Il regarda lui aussi le train qui fonçait le long du pont, par-dessus la baie. Mais il hocha immédiatement la tête.
« Et pourquoi pas, » dit Olga en insistant. « Vous avez peur d’être débordé, cette fois ? »
« Vous êtes en train de me tenter, ma chère Méphistophélesse. Mais enfin, si vous regardez attentivement ce tableau, vous remarquerez sans doute qu’il y a quelque chose qui ne va pas. Par exemple la fumée qui sort de la locomotive. Est-ce qu’elle ne devrait pas se dérouler comme un ruban noir au-dessus des wagons ? Mais vous voyez, cette andouille part tout droit au ciel, comme une perche. Les lois de la physique sont sévèrement violées, sur ce tableau. Et vous savez ce qui me fait peur ? Il se pourrait bien que je ramène ce déséquilibre naturel jusqu’à nous, sur terre. Et ça serait un malheur comparable à des cosmonautes qui ramèneraient de l’espace un virus quelconque. On ne doit mettre en contact des mondes de nature différente qu’avec un maximum de précautions. »
« Et si vous ne faisiez qu’essayer, et que vous arrêtiez à temps ? Qu’est-ce qui se passerait ? »
« Mais bien sûr, je peux vous dire précisément ce qui se passerait. Si j’essayais, nous sentirions d’abord des secousses d’amplitude moyenne, comme celles que provoque le passage d’un train sur un viaduc. Je pense que les verres et les assiettes se mettraient à tinter sur toutes les tables. Puis, tout de suite après, nous entendrions le bruit d’un train qui passe, mais aussi le fracas des vagues sous le pont. Et tout le monde lèverait la tête, surpris. Alors, nous sentirions déjà la fumée de la locomotive, la fumée suffocante d’une vieille locomotive à vapeur, et tout le monde se mettrait à tousser et se lèverait de table et regarderait autour de soi, inquiet. Et là, il faudrait que je coupe tout, que j’arrête. »
« Eh bien allons-y, mon cher sorcier ! » dit Olga avec insistance.
« Excusez-moi, mais je me suis juré de ne plus le faire en public. Et plus jamais à la Baleine. »
« Du blabla, tout ça. Vous n’êtes qu’un beau parleur. Nous voulons des actes. »
Sylvestre leva les mains, et Olga se rendit compte, surprise, qu’il s’agissait de véritables battoirs. Pas le genre de mains qu’elle aurait pensé voir chez un intellectuel. Et Sylvestre Sylvestre les abattit avec fracas sur la table.

La suite de leur conversation n’est pas digne d’intérêt. Rien de nouveau ou d’intéressant ne fut prononcé, et Olga ne tarda pas à se lever. Ce n’est qu’au moment de lui dire au revoir que Sylvestre dit la chose suivante : « Ne m’en veuillez pas, mais on voit tout de suite que quelque chose vous tracasse et vous tourmente beaucoup. Mais vous avez une forte personnalité, vous êtes une créature de Dieu pleine de confiance en soi, et ce qui vous tourmente comme ça, ce que vous laissez vous torturer, ça doit vraiment être quelque chose… »

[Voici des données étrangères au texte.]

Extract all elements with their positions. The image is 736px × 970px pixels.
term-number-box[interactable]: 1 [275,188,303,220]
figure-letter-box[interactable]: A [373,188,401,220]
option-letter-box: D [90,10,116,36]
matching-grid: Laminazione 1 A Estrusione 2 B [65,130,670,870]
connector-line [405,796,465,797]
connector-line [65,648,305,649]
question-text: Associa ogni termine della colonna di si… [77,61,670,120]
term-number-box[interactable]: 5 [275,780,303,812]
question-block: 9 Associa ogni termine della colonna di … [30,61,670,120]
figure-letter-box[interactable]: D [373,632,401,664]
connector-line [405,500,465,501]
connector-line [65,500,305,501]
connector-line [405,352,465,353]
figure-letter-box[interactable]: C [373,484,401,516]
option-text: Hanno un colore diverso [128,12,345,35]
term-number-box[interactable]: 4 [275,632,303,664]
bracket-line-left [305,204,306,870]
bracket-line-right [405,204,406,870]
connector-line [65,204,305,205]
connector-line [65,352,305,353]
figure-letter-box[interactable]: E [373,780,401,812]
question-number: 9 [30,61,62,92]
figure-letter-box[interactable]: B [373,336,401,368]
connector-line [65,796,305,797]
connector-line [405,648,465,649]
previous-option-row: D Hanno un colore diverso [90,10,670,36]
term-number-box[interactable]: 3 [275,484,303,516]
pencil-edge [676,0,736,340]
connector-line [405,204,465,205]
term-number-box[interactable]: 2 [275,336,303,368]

Mais Olga ne le laissa pas finir. « Je vois que vous voyez jusqu’au tréfonds de mon âme. Seulement je n’ai pas demandé à subir votre analyse spectrale. Je vous remercie pour l’invitation, mais j’ai bien peur que vous n’ayez perdu votre temps de sorcier… »
« Attendez, vous oubliez votre manteau, » fit encore remarquer Sylvestre. La journée était une chaude journée de mai, et Olga ne portait bien évidemment aucun manteau en arrivant. Sylvestre revint pourtant jusqu’au porte-manteaux, et fit mine de décrocher un manteau invisible, de l’amener et de le tenir, et Olga fit mine de l’enfiler. « Voilà qui me plaît, » dit en souriant Sylvestre. « Attendez un instant. » Et il ôta du manteau inexistant un grain de poussière inexistant.